Мой дядя Отто убил его.
   "Крессуэлл" был вехой в моей жизни, но он также занимал
заметное место в сознании всей округи. Если вы объясняли
кому-нибудь, как добраться из Бриджтона в Касл Рок, то
обязательно упоминали, что примерно через три мили после
сворота с одиннадцатого шоссе слева от дороги будет стоять
старый красный грузовик, и если вы увидите его, значит, вы
на правильном пути. Туристы часто останавливались на вязкой
обочине (иногда их машины застревали там, доставляя всем
огромное веселье) и фотографировали Белые горы с грузовиком
дяди Отто на переднем плане, для большей живописности.
Долгое время отец называл "Крессуэлл" "туристическим
мемориалом на Троицыном холме", но вскоре перестал это
делать. К тому времени наваждение дяди Отто зашло уже
слишком далеко, чтобы можно было шутить по этому поводу.
   Такова предыстория. Теперь переходим к тайне.
   То, что именно он убил МакКатчена, для меня ясно как
день. "Он был как лопнувшая тыква", - говорили завсегдатаи
парикмахерской. Один из них добавлял: "Готов побиться об
заклад, что он распростерся перед грузовиком, как эти
козлы-арабы, которые молятся своему дурацкому Аллаху. Я
прямо вижу его в тот момент. Они оба были чокнутыми, оба.

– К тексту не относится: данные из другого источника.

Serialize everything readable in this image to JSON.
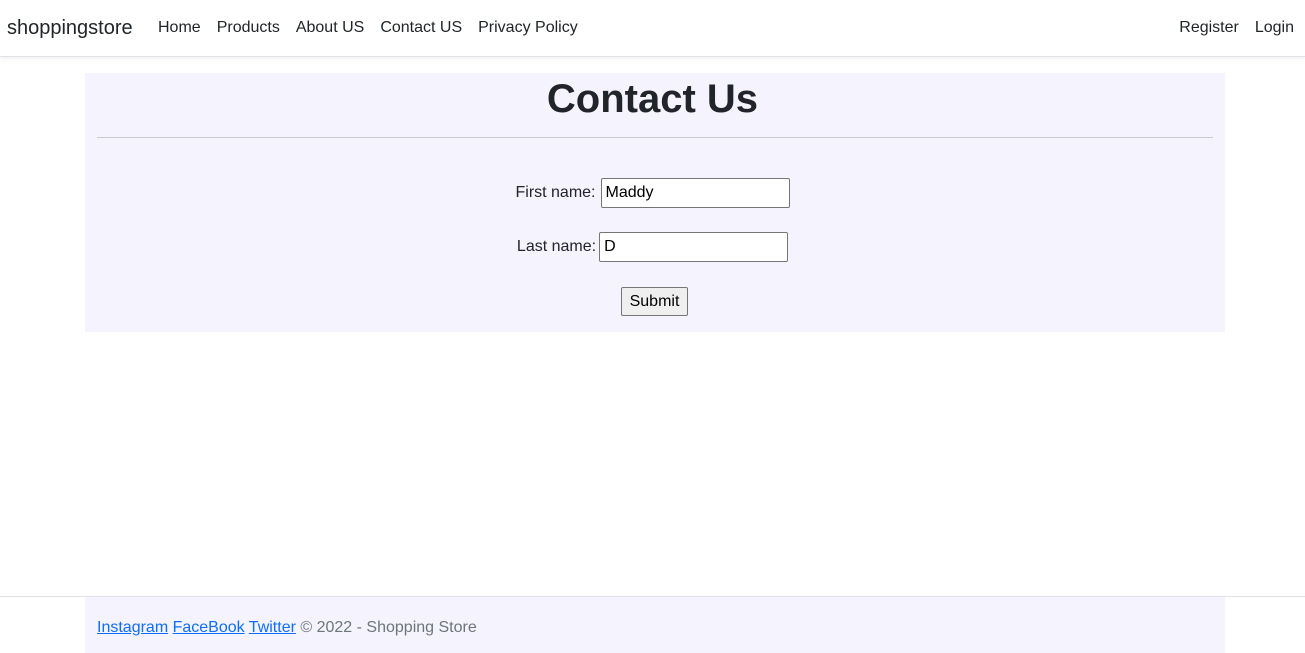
{
  "navbar": {
    "brand": "shoppingstore",
    "left_links": [
      "Home",
      "Products",
      "About US",
      "Contact US",
      "Privacy Policy"
    ],
    "right_links": [
      "Register",
      "Login"
    ]
  },
  "main": {
    "title": "Contact Us",
    "form": {
      "first_name_label": "First name:",
      "first_name_value": "Maddy",
      "last_name_label": "Last name:",
      "last_name_value": "D",
      "submit_label": "Submit"
    }
  },
  "footer": {
    "links": [
      "Instagram",
      "FaceBook",
      "Twitter"
    ],
    "copyright": "© 2022 - Shopping Store"
  },
  "colors": {
    "panel_background": "#f5f3fd",
    "link": "#0d6efd",
    "muted_text": "#6c757d"
  }
}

Если не верите мне, посмотрите, как кончил Отто Шенк. Прямо
через дорогу в маленьком домике, который он думал подарить
городу, чтобы устроить там школу. Сумасшедший, как
какая-нибудь дерьмовая крыса".
   Все это сопровождалось кивками и понимающими взглядами,
потому что к тому времени они уверились в том, что дядя Отто
был странноват, но ни один из старых сплетников не увидел в
нарисованной картине - "распростерся перед грузовиком, как
эти козлы-арабы, которые молятся своему дурацкому Аллаху" -
ничего подозрительного или странного.
   Маленький город всегда живет слухами. Людей объявляют
ворами, распутниками, браконьерами и обманщиками на основе
скуднейшей информации и широчайших обобщений. Мне кажется,
часто слух рождается просто от скуки. Я думаю, что всю эту
среду маленького городка, которую описывало столько
писателей от Натаниэля Готорна до Грейса Металиоса, нельзя
назвать отвратительной только по одной причине: все эти
слухи, рождающиеся на улице, в парикмахерской, в бакалейной
лавке как-то странно наивны. Такое чувство, что эти люди во
всем склонны видеть злобу и глупость, и готовы даже
приписать их лишенному этих недостатков человеку, но
настоящее, сознательно совершенное зло может оказаться
незамеченным ими, даже когда оно висит у них прямо под
носом, совсем как ковер-самолет в одной из волшебных сказок
эти козлов-арабов.
   Как я догадался, что он это сделал? - спросите вы меня.
Только потому, что он был с МакКатченом в тот день? Нет. Я
понял это по его отношению к грузовику. К "Крессуэллу".
Когда наваждение начало одолевать его, он переехал в тот
маленький домик, прямо через дорогу от грузовика... Но даже
тогда, особенно в последние годы своей жизни, он смертельно
боялся, что в один прекрасный день грузовик переползет через
дорогу и...
   Я думаю, дядя Отто заманил МакКатчена в поле разговорами
о его строительных планах. МакКатчен всегда был готов
часами рассуждать о своем доме и о приближающемся отходе от
дел. Они получили выгодное предложение от гораздо более
крупной компании - я не упомяну ее названия, но оно
наверняка вам знакомо - и МакКатчен хотел принять его. Дядя
Отто был против. Тихая борьба по этому поводу продолжалась
между ними с весны. Я думаю, что это несогласие и послужило
причиной желания дяди Отто избавиться от своего партнера.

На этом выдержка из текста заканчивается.